The expected number of coloured balls between yellows is the sum of these three:
##E = \frac{a}{a+y} + \frac{b}{b+y} + \frac{c}{c+y}##
I checked the two formulas for ##a = b = 1/4, c = 1/8, y = 3/8## and got ##E = 21/20## in both cases. So, I guess the expression in my previous post does indeed simplify to this one!
StoneTemplePython said:However, I ran a long MC simulation a few minutes before you posted this which convinced me they were the same formula.
PeroK said:I was convinced they were equivalent because both methods looked rock solid to me! But the first formula was frustratingly difficult to simplify.
import sympy as sp
a = sp.Symbol('a', positive = True)
b = sp.Symbol('b', positive = True)
c = sp.Symbol('c', positive = True)
y = sp.Symbol('y', positive = True)
part1 = a/(1-a)*(y +b*(2*y+3*c)/(y+c) + c*(2*y + 3*b)/(y+b))
part2 = b/(1-b)*(y + a*(2*y+3*c)/(y+c) + c*(2*y+3*a)/(y+a))
part3 = c/(1-c)*(y + a*(2*y + 3*b)/(y+b) + b*(2*y + 3*a)/(y+a))
perok_formula = part1 + part2 + part3
print(sp.latex(perok_formula))
# prints formula out in latex
desired_formula = a/(a+y) + b/(b+y) + c/(c+y)
difference = desired_formula - perok_formula
print(sp.simplify(difference.subs(y, 1 - a - b - c)))
# prints zero
StoneTemplePython said:what about the gas canisters problem in our last basic challenge? It was problem 2:
https://www.physicsforums.com/threads/basic-math-challenge-july-2018.950689/
Freixas said:Hey, Mr. StoneTemplePython, thanks a lot for burning up all my spare time! I took a look at the problem and solving it became an obsession.

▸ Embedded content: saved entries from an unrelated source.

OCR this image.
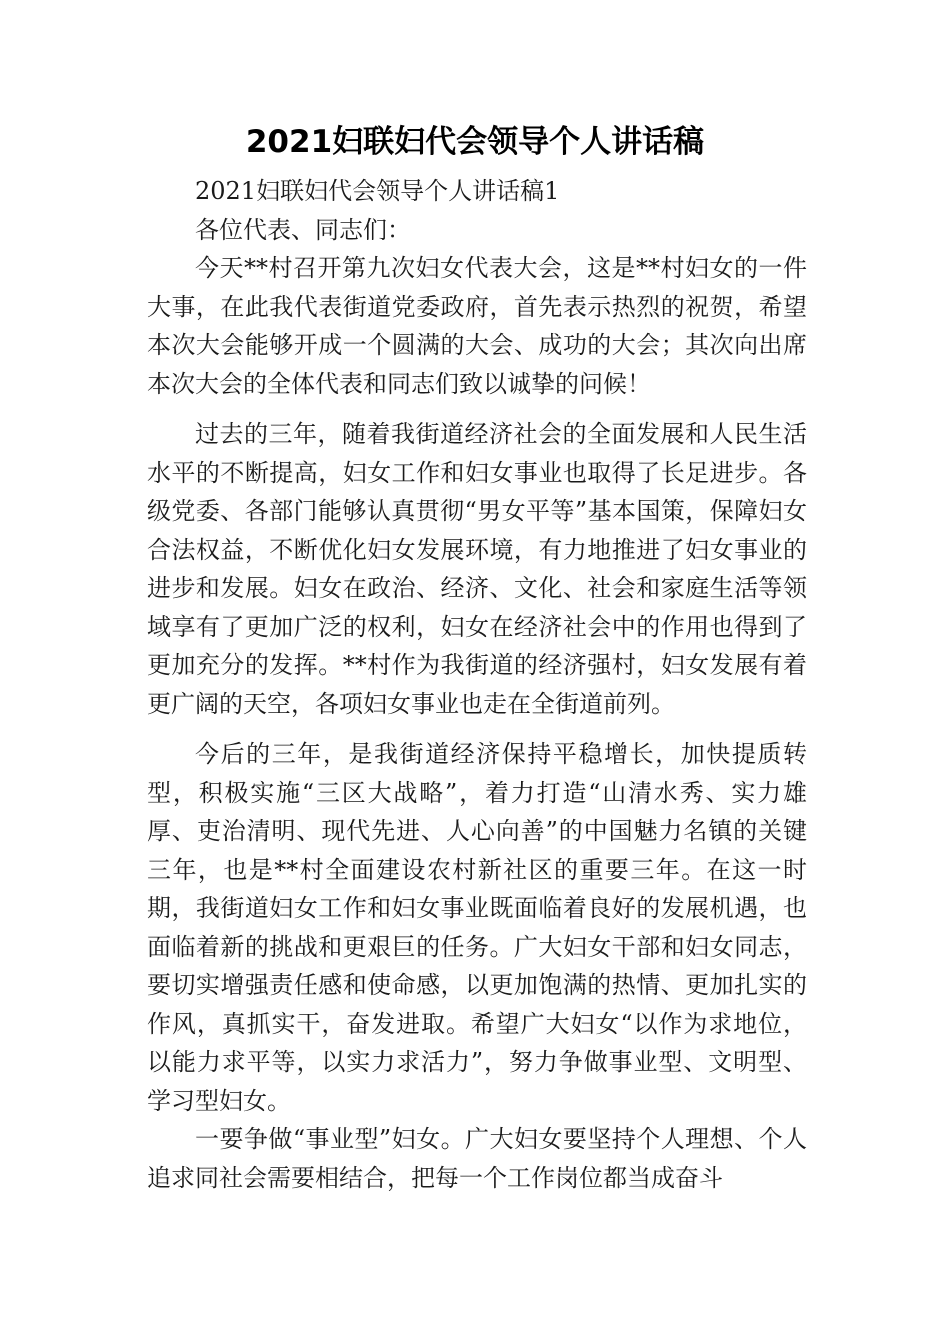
2021妇联妇代会领导个人讲话稿

2021妇联妇代会领导个人讲话稿1

各位代表、同志们：

今天**村召开第九次妇女代表大会，这是**村妇女的一件大事，在此我代表街道党委政府，首先表示热烈的祝贺，希望本次大会能够开成一个圆满的大会、成功的大会；其次向出席本次大会的全体代表和同志们致以诚挚的问候！

过去的三年，随着我街道经济社会的全面发展和人民生活水平的不断提高，妇女工作和妇女事业也取得了长足进步。各级党委、各部门能够认真贯彻“男女平等”基本国策，保障妇女合法权益，不断优化妇女发展环境，有力地推进了妇女事业的进步和发展。妇女在政治、经济、文化、社会和家庭生活等领域享有了更加广泛的权利，妇女在经济社会中的作用也得到了更加充分的发挥。**村作为我街道的经济强村，妇女发展有着更广阔的天空，各项妇女事业也走在全街道前列。

今后的三年，是我街道经济保持平稳增长，加快提质转型，积极实施“三区大战略”，着力打造“山清水秀、实力雄厚、吏治清明、现代先进、人心向善”的中国魅力名镇的关键三年，也是**村全面建设农村新社区的重要三年。在这一时期，我街道妇女工作和妇女事业既面临着良好的发展机遇，也面临着新的挑战和更艰巨的任务。广大妇女干部和妇女同志，要切实增强责任感和使命感，以更加饱满的热情、更加扎实的作风，真抓实干，奋发进取。希望广大妇女“以作为求地位，以能力求平等，以实力求活力”，努力争做事业型、文明型、学习型妇女。

一要争做“事业型”妇女。广大妇女要坚持个人理想、个人追求同社会需要相结合，把每一个工作岗位都当成奋斗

I didn't look at your solution or anyone else's until after coming up with my own (and I learned that email alerts don't honor the SPOILER codes, so I had to avert my eyes to that portion of your message). Actually, I haven't read any of the other answers except yours.

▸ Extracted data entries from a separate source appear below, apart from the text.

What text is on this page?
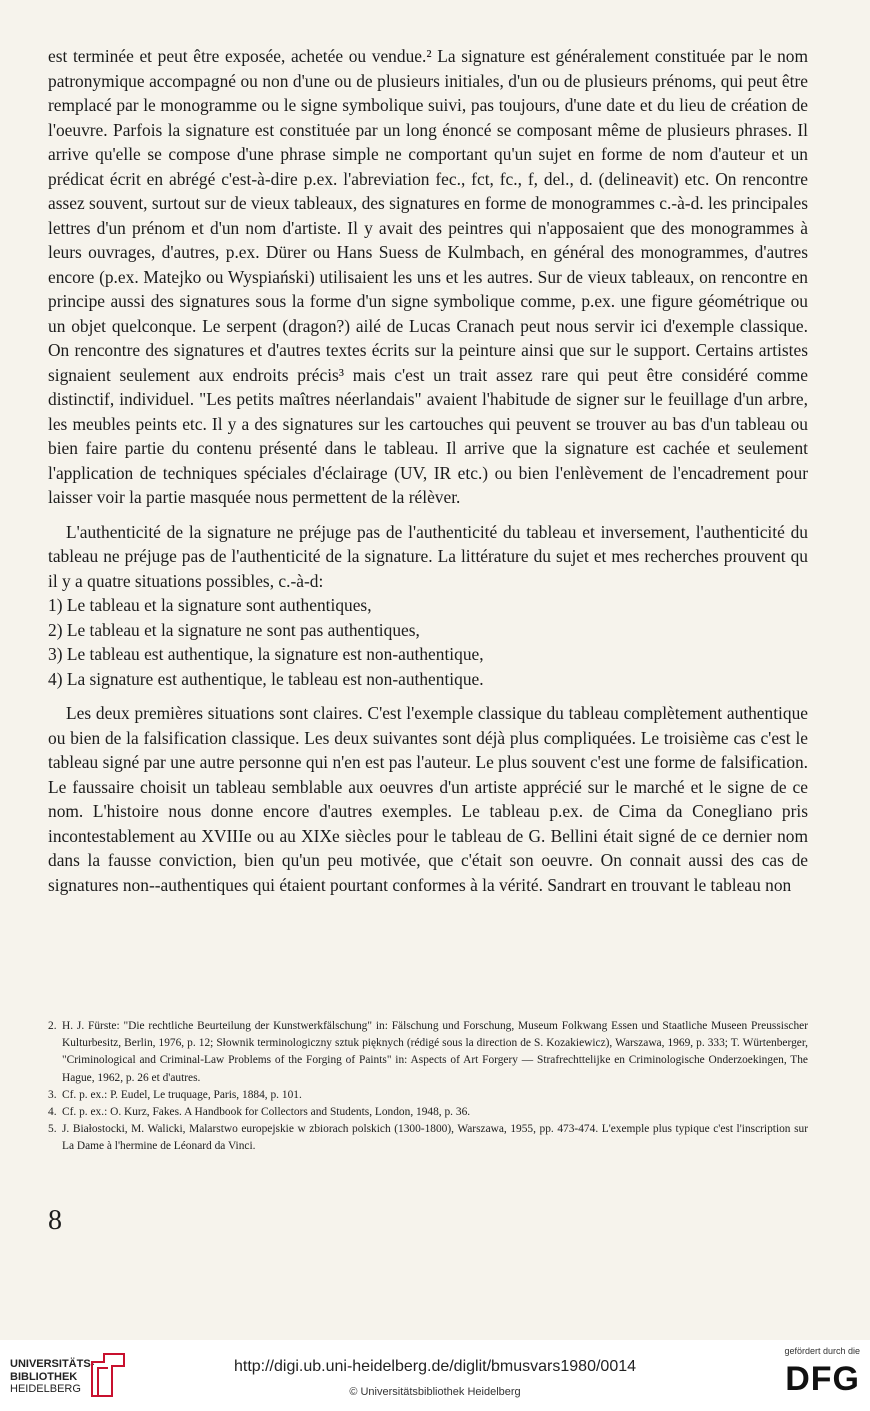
est terminée et peut être exposée, achetée ou vendue.² La signature est généralement constituée par le nom patronymique accompagné ou non d'une ou de plusieurs initiales, d'un ou de plusieurs prénoms, qui peut être remplacé par le monogramme ou le signe symbolique suivi, pas toujours, d'une date et du lieu de création de l'oeuvre. Parfois la signature est constituée par un long énoncé se composant même de plusieurs phrases. Il arrive qu'elle se compose d'une phrase simple ne comportant qu'un sujet en forme de nom d'auteur et un prédicat écrit en abrégé c'est-à-dire p.ex. l'abreviation fec., fct, fc., f, del., d. (delineavit) etc. On rencontre assez souvent, surtout sur de vieux tableaux, des signatures en forme de monogrammes c.-à-d. les principales lettres d'un prénom et d'un nom d'artiste. Il y avait des peintres qui n'apposaient que des monogrammes à leurs ouvrages, d'autres, p.ex. Dürer ou Hans Suess de Kulmbach, en général des monogrammes, d'autres encore (p.ex. Matejko ou Wyspiański) utilisaient les uns et les autres. Sur de vieux tableaux, on rencontre en principe aussi des signatures sous la forme d'un signe symbolique comme, p.ex. une figure géométrique ou un objet quelconque. Le serpent (dragon?) ailé de Lucas Cranach peut nous servir ici d'exemple classique. On rencontre des signatures et d'autres textes écrits sur la peinture ainsi que sur le support. Certains artistes signaient seulement aux endroits précis³ mais c'est un trait assez rare qui peut être considéré comme distinctif, individuel. "Les petits maîtres néerlandais" avaient l'habitude de signer sur le feuillage d'un arbre, les meubles peints etc. Il y a des signatures sur les cartouches qui peuvent se trouver au bas d'un tableau ou bien faire partie du contenu présenté dans le tableau. Il arrive que la signature est cachée et seulement l'application de techniques spéciales d'éclairage (UV, IR etc.) ou bien l'enlèvement de l'encadrement pour laisser voir la partie masquée nous permettent de la rélèver.

L'authenticité de la signature ne préjuge pas de l'authenticité du tableau et inversement, l'authenticité du tableau ne préjuge pas de l'authenticité de la signature. La littérature du sujet et mes recherches prouvent qu il y a quatre situations possibles, c.-à-d:

1) Le tableau et la signature sont authentiques,
2) Le tableau et la signature ne sont pas authentiques,
3) Le tableau est authentique, la signature est non-authentique,
4) La signature est authentique, le tableau est non-authentique.

Les deux premières situations sont claires. C'est l'exemple classique du tableau complètement authentique ou bien de la falsification classique. Les deux suivantes sont déjà plus compliquées. Le troisième cas c'est le tableau signé par une autre personne qui n'en est pas l'auteur. Le plus souvent c'est une forme de falsification. Le faussaire choisit un tableau semblable aux oeuvres d'un artiste apprécié sur le marché et le signe de ce nom. L'histoire nous donne encore d'autres exemples. Le tableau p.ex. de Cima da Conegliano pris incontestablement au XVIIIe ou au XIXe siècles pour le tableau de G. Bellini était signé de ce dernier nom dans la fausse conviction, bien qu'un peu motivée, que c'était son oeuvre. On connait aussi des cas de signatures non--authentiques qui étaient pourtant conformes à la vérité. Sandrart en trouvant le tableau non

2. H. J. Fürste: "Die rechtliche Beurteilung der Kunstwerkfälschung" in: Fälschung und Forschung, Museum Folkwang Essen und Staatliche Museen Preussischer Kulturbesitz, Berlin, 1976, p. 12; Słownik terminologiczny sztuk pięknych (rédigé sous la direction de S. Kozakiewicz), Warszawa, 1969, p. 333; T. Würtenberger, "Criminological and Criminal-Law Problems of the Forging of Paints" in: Aspects of Art Forgery — Strafrechttelijke en Criminologische Onderzoekingen, The Hague, 1962, p. 26 et d'autres.
3. Cf. p. ex.: P. Eudel, Le truquage, Paris, 1884, p. 101.
4. Cf. p. ex.: O. Kurz, Fakes. A Handbook for Collectors and Students, London, 1948, p. 36.
5. J. Białostocki, M. Walicki, Malarstwo europejskie w zbiorach polskich (1300-1800), Warszawa, 1955, pp. 473-474. L'exemple plus typique c'est l'inscription sur La Dame à l'hermine de Léonard da Vinci.
8
UNIVERSITÄTS-
BIBLIOTHEK
HEIDELBERG
http://digi.ub.uni-heidelberg.de/diglit/bmusvars1980/0014
© Universitätsbibliothek Heidelberg
gefördert durch die
DFG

Freixas said:I often get caught by misreading the problem or making the wrong assumptions or failing to make the right assumptions.
For example, I assumed all canisters hold the same amount of fuel, since assuming otherwise would definitely put the problem out of my reach...
I came up with something like your solution, but I don't think your solution is complete. Consider the 4-canister case. I place two canisters together and another two together such that the distance between them is greater than two intervals. Your argument fails.
StoneTemplePython said:Your 'counterexample' doesn't hold water I'm afraid. If you place two canister touching each other (I guess that's what 'together' means?) then it's just another legal 4 canister configuration. If together means 'exactly the same spot' I'm not really sure that's allowed physically but in the interest of sport I'd point out that if it were allowed you have just reduced it to the 2 canister problem which most people can solve by inspection.
Freixas said:Reading your problem description more carefully, I see you asked if there was a viable starting point, not to identify which point that might be. The reduction proof works for identifying that a starting point exists, but not for identifying which it is. Oddly enough, it is not the one with the most fuel or even the most percentage of fuel for its leg.
Freixas said:I do think the problem should have explicitly stated that the fuel was not distributed equally among all canisters. If you argue that I should, in my solution, not include restrictions not imposed by the problem statement, then I will simply have the driver walk to the nearest canister, bring it back to the car and repeat as necessary. Problem solved! If you argue that I shouldn't make unreasonable assumptions, then I would respond that reasonable is a subjective term; if something is important to the problem, it should be included. Personally, I don't think it would hurt to include both.
Thanks for taking the time to create this puzzle, though (assuming it's yours).